Traffic off the North Shore

Lions Gate Bridge, Saturday morning

Lions Gate Bridge, Saturday morning

If North Vancouver continues to grow at the current rate, the bridges into the City of Vancouver will lock up altogether and people will have to SWIM to work, navigating the oil tankers and seaplanes….

At least, this is what “Ed” suggested recently in an anonymous note to Fraseropolis.  Whether Ed is real or not, the idea that the North Shore of the Burrard Inlet has reached capacity recurs in debates over the pace of development in the Central and Lower Lonsdale communities. “There’s no room for more people on the North Shore: the bridges are already jammed!”

I have been in traffic jams on the North Shore recently, and they can be severe. But what do the numbers suggest?

The population in most parts of the North Shore is static. BC Stats reports that the Metro Vancouver population grew by 15% from 2003 to 2013, with Surrey growing by 31% and the City of Vancouver by 10%. The three main North Shore municipalities   grew collectively by 2.6%. The StatsCan community profiles, combined with visual evidence, suggest that virtually all this growth took place in Central and Lower Lonsdale, in the City of North Vancouver.

In the areas where the population is growing, most people do not commute across the bridgesTo start with, commuters make up less than half the general population; the rest are retired, or children, or work from home. Half the commuting from the City of North Vancouver is within the North Shore (this from a report in the Vancouver Sun, January 8 2014, based on StatsCan figures.)   And of the Lower Lonsdale commuters who travel across the water, many use the Seabus. At the outside, adding a thousand people to North Vancouver’s population may add a hundred cars to the weekday traffic on the bridges. BC Stats estimates that the City of North Van added 732 residents in 2013, a year of relatively high growth.

New bridge traffic caused by localized population growth is more than offset by a decline in overall bridge trafficMinistry of Transportation tables show a steady decline in weekday traffic volumes on the North Shore bridges since 2005. The population is ageing. People are working from home, and shopping from home. On the Lions Gate, the reduction in volume was 4.4 per cent on average from 2005 through 2013; on the Second Narrows, average weekday traffic volumes dropped by 2.8 per cent for the same period. This pattern can be observed across the region.

It’s possible, theoretically, that traffic congestion has been getting worse despite a decline in traffic volumes. There has been highway reconstruction on Highway 1 south of the Second Narrows bridge since 2011. The Lions Gate crossing is a permanent headache, with North Shore drivers having only one lane of access to downtown Vancouver through much of the day. If Lions Gate traffic has slowed since 1995, one explanation is increased congestion in the City of Vancouver, the commercial hub for the entire province. This is not a problem that can be solved on the North Shore.

A colleague who commutes across the Lions Gate almost every day said that North Shore residents look forward to the construction of a third Burrard Inlet vehicle crossing. This is not going to happen. I have no financial or emotional stake in this; but as noted in a previous post on this site, politicians in the City of Vancouver rejected even the addition of a single lane to the Lions Gate bridge in the 1990s. Resistance to the concept would be more intense today.

A vintage building front grafted to a tower, Lower Lonsdale Ave.

A vintage building front grafted to a tower, Lower Lonsdale Ave.
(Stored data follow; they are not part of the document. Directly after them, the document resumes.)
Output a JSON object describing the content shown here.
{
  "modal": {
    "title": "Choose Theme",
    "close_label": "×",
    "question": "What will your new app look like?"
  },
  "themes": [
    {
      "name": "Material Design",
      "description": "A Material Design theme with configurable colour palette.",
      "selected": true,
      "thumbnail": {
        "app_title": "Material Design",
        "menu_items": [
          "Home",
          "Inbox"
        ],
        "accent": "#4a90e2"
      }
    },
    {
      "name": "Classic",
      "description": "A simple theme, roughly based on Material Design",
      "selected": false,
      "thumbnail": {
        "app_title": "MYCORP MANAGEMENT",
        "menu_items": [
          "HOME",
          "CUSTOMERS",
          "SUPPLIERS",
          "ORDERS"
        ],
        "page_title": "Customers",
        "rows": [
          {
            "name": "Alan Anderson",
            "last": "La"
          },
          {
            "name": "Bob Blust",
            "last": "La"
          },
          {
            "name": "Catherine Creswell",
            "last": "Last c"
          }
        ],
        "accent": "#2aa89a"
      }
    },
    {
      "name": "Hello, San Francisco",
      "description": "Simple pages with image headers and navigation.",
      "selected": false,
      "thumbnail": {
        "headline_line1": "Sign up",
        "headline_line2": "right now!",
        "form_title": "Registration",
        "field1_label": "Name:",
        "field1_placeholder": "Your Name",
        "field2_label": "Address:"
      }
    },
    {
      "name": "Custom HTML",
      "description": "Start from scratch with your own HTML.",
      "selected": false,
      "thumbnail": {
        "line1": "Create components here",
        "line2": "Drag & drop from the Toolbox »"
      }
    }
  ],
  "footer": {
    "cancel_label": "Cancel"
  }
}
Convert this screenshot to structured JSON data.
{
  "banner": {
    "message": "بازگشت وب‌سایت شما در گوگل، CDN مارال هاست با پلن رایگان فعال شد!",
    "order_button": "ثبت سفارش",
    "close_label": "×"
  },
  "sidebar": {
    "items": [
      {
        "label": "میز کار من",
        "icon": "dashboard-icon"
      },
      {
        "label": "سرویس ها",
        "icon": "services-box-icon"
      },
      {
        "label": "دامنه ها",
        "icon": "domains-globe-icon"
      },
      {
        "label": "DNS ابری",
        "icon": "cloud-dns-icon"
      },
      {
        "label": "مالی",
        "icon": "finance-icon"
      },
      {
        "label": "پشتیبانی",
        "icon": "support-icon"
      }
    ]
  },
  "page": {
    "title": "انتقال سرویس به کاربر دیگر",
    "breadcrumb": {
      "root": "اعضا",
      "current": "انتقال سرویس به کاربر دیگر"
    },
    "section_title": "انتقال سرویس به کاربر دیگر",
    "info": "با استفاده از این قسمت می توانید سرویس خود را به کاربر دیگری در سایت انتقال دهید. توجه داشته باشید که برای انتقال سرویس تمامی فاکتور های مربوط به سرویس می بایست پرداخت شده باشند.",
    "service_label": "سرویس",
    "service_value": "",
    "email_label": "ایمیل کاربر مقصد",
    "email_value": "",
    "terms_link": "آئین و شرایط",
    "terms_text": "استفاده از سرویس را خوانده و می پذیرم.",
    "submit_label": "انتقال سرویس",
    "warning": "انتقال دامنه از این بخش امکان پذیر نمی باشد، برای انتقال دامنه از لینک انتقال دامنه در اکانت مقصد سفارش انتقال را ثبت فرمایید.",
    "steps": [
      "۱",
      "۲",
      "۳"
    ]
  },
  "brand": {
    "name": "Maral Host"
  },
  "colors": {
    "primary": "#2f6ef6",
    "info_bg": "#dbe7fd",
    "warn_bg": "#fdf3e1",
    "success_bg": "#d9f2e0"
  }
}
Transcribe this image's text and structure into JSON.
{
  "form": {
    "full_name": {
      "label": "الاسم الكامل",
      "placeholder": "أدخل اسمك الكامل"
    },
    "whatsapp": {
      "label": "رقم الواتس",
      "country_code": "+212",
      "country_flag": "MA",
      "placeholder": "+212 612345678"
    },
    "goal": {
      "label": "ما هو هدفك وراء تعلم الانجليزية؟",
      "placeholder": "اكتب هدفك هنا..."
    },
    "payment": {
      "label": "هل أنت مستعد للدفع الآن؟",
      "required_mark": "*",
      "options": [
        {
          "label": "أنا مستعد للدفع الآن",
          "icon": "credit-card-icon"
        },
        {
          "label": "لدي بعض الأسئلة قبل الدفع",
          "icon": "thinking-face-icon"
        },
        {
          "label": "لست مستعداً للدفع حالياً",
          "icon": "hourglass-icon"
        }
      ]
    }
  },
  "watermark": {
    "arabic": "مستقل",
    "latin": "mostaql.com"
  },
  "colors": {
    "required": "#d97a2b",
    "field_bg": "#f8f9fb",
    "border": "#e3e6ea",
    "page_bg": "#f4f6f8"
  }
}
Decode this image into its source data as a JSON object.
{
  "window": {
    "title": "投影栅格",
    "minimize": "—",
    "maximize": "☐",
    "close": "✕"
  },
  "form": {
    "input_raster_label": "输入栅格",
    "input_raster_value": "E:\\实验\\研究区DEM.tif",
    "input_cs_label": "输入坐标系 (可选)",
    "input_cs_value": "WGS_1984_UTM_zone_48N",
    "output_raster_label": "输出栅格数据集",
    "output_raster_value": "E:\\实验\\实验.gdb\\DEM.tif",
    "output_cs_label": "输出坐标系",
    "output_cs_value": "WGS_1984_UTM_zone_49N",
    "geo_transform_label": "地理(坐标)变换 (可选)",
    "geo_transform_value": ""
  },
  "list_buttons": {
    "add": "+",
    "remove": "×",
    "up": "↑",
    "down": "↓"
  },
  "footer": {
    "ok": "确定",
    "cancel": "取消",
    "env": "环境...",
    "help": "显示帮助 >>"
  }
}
As an alternative to new bridge construction, the regional council of mayors has identified road pricing (that is, tolling) as a way to reduce traffic volumes and congestion on the Lions Gate and on other bridges and roads. Whatever your views on this, the development of a regional tolling strategy is certain to take years, and probably decades. In the meantime, drivers from the North Shore can look forward to many afternoons of sitting in the queue to the Lions Gate bridge, gritting their teeth, and wondering where all the other drivers come from.

3 responses

  1. Pingback: Trick Question: How fast has traffic been growing on the Lions Gate Bridge? | Price Tags

  2. “It’s possible, theoretically, that traffic congestion has been getting worse despite a growth in traffic volumes.” Shouldn’t it be decline in traffic volumes?